JoyfulNoise,
Yes, I read your post and all of the others. Yes, I literally stood next to him. He spent at least 7 "pours" to get to the 10 ml line. Yes, I am testing correctly and know when the endpoint is......it's as soon as a drop holds a salmon red color.
I just did two more tests. My wife got 4,000 and I got 3,600. I watched her do the entire test and verified she was spot on the 10 ml line. This kit is not very reliable.
I've always thought about getting a speedstir......I've always wanted one just because I like gadgets.
You are saying two things however......you are saying in your first post to test with 20 ml line and your last is saying 40 ml. Why is that? Is it the more water, the more accuarate?
I looked up that speedstir. That will work with a tube tester. What would work with the K-2006 style test tube? Would like to just get one type of stirrer for all test kits.
Thanks,
Doug
The test is accurate. In fact it
the only accurate test for chloride levels because it is actually using a chemical reaction to measure the chloride and there are no chemical interferences. This test has been around for well over a century (look up Mohr's Argentometric Method) and was developed back in the days when people had to do quantitative chemistry without the aid (or crutch) or electronic devices. Every other method of salt determination - TDS meters, capillarity strips, or hydrometers - use a proxy to "measure" the salt levels. Those proxies (electrical conductivity, capillarity, specific gravity) are much, much more subjective to interpretation, environmental influence and human error.
What you are seeing in the tests variation are variations in the humans doing it. The dropper bottles are good at forming 40 micro-liter droplets but any variation in squeeze pressure and rate can cause droplet volume variations.

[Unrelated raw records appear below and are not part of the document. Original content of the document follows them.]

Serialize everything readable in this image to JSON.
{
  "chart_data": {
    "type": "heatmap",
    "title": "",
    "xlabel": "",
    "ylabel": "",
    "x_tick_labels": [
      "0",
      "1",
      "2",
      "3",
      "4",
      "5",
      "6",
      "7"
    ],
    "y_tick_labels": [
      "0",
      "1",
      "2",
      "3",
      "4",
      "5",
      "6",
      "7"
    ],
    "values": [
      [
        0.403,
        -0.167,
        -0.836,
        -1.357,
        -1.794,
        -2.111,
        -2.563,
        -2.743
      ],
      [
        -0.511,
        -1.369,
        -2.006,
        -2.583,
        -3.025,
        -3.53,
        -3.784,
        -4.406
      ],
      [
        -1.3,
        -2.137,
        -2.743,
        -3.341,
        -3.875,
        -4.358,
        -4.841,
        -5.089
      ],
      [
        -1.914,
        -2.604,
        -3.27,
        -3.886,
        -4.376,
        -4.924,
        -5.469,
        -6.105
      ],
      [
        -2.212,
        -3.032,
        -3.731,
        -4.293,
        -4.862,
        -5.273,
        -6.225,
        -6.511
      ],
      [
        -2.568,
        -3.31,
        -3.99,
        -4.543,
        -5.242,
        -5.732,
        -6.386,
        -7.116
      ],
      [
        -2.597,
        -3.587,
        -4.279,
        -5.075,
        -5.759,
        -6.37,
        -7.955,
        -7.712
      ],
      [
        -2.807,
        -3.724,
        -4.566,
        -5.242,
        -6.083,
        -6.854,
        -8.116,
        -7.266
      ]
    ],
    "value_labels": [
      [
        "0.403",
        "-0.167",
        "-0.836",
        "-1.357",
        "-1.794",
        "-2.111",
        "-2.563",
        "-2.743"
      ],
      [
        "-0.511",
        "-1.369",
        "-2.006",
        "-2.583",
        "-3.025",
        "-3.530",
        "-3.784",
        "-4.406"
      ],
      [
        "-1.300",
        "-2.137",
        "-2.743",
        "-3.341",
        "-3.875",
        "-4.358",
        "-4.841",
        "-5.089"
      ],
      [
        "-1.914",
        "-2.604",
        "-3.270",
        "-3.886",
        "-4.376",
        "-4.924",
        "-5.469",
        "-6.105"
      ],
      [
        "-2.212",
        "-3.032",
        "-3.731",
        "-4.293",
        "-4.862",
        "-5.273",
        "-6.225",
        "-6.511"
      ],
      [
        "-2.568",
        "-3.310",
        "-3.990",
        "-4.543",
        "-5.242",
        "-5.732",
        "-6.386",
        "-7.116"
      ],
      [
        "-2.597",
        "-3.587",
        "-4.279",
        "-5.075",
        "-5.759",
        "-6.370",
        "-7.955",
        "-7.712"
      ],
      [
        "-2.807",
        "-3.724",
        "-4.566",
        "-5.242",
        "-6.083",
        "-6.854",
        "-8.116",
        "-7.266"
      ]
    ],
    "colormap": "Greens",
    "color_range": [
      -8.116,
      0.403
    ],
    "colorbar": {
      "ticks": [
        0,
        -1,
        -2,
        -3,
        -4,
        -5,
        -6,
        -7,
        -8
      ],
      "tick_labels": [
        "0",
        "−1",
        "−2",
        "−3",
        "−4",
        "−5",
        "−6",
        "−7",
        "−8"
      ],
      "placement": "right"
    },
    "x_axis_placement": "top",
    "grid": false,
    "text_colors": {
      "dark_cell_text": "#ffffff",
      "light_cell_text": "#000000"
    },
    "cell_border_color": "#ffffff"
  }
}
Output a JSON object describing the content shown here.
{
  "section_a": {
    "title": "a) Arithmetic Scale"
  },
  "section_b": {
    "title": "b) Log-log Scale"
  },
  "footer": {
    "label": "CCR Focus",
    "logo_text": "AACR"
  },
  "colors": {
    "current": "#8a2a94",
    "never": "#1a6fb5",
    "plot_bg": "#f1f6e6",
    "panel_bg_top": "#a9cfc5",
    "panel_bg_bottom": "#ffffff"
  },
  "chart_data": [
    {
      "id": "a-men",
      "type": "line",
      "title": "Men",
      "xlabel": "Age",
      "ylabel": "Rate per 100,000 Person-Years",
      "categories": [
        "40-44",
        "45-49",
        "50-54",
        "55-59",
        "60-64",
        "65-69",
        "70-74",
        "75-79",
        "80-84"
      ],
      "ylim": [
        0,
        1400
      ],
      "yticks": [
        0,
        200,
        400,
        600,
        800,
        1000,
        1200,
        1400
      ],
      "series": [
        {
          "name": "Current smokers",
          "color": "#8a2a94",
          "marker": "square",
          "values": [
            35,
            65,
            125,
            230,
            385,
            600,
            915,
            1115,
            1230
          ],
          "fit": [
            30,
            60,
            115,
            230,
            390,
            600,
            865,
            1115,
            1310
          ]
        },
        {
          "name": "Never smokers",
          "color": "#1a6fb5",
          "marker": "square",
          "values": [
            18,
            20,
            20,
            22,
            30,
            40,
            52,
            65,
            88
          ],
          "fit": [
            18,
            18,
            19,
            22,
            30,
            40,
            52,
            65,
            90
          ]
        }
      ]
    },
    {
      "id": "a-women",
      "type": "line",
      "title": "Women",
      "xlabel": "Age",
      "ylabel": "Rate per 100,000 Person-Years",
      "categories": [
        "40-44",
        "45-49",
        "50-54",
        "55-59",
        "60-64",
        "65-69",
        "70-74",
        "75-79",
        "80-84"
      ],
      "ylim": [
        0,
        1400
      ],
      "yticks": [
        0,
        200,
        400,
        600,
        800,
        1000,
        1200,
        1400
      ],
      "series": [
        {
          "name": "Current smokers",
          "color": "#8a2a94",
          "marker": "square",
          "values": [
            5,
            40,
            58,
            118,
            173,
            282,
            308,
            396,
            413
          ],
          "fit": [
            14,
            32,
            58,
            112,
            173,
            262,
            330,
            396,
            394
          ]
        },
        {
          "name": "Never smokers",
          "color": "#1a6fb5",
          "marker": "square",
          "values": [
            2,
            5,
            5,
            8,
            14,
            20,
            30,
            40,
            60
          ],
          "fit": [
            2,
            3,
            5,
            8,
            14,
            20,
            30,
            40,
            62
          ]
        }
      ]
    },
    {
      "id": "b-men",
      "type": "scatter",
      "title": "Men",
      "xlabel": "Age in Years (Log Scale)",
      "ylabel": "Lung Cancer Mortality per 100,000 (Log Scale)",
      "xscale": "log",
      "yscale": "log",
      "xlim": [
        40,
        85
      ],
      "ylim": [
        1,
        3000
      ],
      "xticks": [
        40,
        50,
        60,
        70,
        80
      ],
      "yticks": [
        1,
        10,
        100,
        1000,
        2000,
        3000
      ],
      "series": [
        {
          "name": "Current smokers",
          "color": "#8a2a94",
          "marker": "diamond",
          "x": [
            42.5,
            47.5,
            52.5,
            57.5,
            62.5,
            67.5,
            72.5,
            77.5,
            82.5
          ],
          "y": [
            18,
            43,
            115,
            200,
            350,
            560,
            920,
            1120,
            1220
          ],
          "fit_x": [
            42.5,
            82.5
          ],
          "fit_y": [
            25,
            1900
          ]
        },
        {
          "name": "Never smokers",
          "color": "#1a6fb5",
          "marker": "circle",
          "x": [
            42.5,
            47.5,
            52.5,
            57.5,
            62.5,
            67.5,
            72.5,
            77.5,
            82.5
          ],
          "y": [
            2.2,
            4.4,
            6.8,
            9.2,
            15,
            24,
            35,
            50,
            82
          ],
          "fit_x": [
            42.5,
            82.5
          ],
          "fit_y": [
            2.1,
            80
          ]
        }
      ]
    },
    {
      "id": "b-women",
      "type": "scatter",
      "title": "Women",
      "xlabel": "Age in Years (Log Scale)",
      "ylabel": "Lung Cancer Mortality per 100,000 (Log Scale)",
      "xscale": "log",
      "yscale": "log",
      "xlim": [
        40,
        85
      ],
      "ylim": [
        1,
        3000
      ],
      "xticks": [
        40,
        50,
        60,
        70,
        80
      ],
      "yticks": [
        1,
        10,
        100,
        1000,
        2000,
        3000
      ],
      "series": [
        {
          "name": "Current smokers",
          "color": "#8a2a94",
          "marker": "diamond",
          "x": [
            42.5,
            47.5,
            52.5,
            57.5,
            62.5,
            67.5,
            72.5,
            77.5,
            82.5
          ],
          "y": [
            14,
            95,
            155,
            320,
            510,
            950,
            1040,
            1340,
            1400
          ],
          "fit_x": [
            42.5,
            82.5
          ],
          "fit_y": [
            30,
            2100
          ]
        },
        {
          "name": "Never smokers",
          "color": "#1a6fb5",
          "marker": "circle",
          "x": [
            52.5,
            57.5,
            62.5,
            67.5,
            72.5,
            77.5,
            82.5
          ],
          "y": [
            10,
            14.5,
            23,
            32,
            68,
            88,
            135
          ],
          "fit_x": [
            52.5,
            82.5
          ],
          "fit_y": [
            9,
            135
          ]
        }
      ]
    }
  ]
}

In fact, when creating droplets, you use a constant pressure; you should not ever do squeeze, release, squeeze, release, etc., because the changes in back pressure inside the dropper bottle can vary droplet size. This is why you, your PB and your wife can all get slightly different results - you are all measuring the sample volume slightly differently (most people don't understand the concept of a water meniscus and where the proper levels is) and you are all squeezing the droplet bottle differently.
Yes, you should get a SpeedStir as it makes testing much more uniform. You should also consider getting a SampleSizer. The SampleSizer allows you to get very exact and repeatable sample volume sizes using the standard Taylor test tube. Trying to accurately measure 10mL can be difficult and the SampleSizer makes that process very repeatable.
As for sample volume and titrant precision, yes, the larger the water sample, the higher the degree of precision. It's just simply volume/concnetration ratios. If the titrant produces a 200ppm/drop precision in a 10mL sample, then a 20mL water sample will have a precision of 200 * (10/20) = 100 ppm/drop. A 25mL sample will have a 200 * (10/25) = 80ppm/drop precision and a 40mL water sample will have a 200 * (10/40) = 50ppm/drop. The titrant is a fixed concentration so it reacts with a specific number of moles of chloride ion. The larger the water sample, the more total moles of chloride present and thus the greater number of drops needed. Since the concentrations are all fixed and the volume of titrant delivered in each droplet is fixed, then the volume ratios determine the precision of the test. This is true in many of the other tests as well - if you double the water sample volume, you half the precision of the test (e.g., a 50mL water sample with the TA test will give a 5ppm/drop precision of the R-0009 titrant). There are limitations to how large or small a sample you can test, but simply doubling or halving the test water volumes is usually not that hard.
At the end of the day, it's up to you to trust your results. As TFP always says, your results, and yours alone, are the only ones that matter. You are the only person that cares about your pool water and it is your testing that is the most accurate. As an aside, I have been doing this test for years, and it has never failed to produce repeatable and accurate results. Many others on here use this test and they will all tell you the same thing.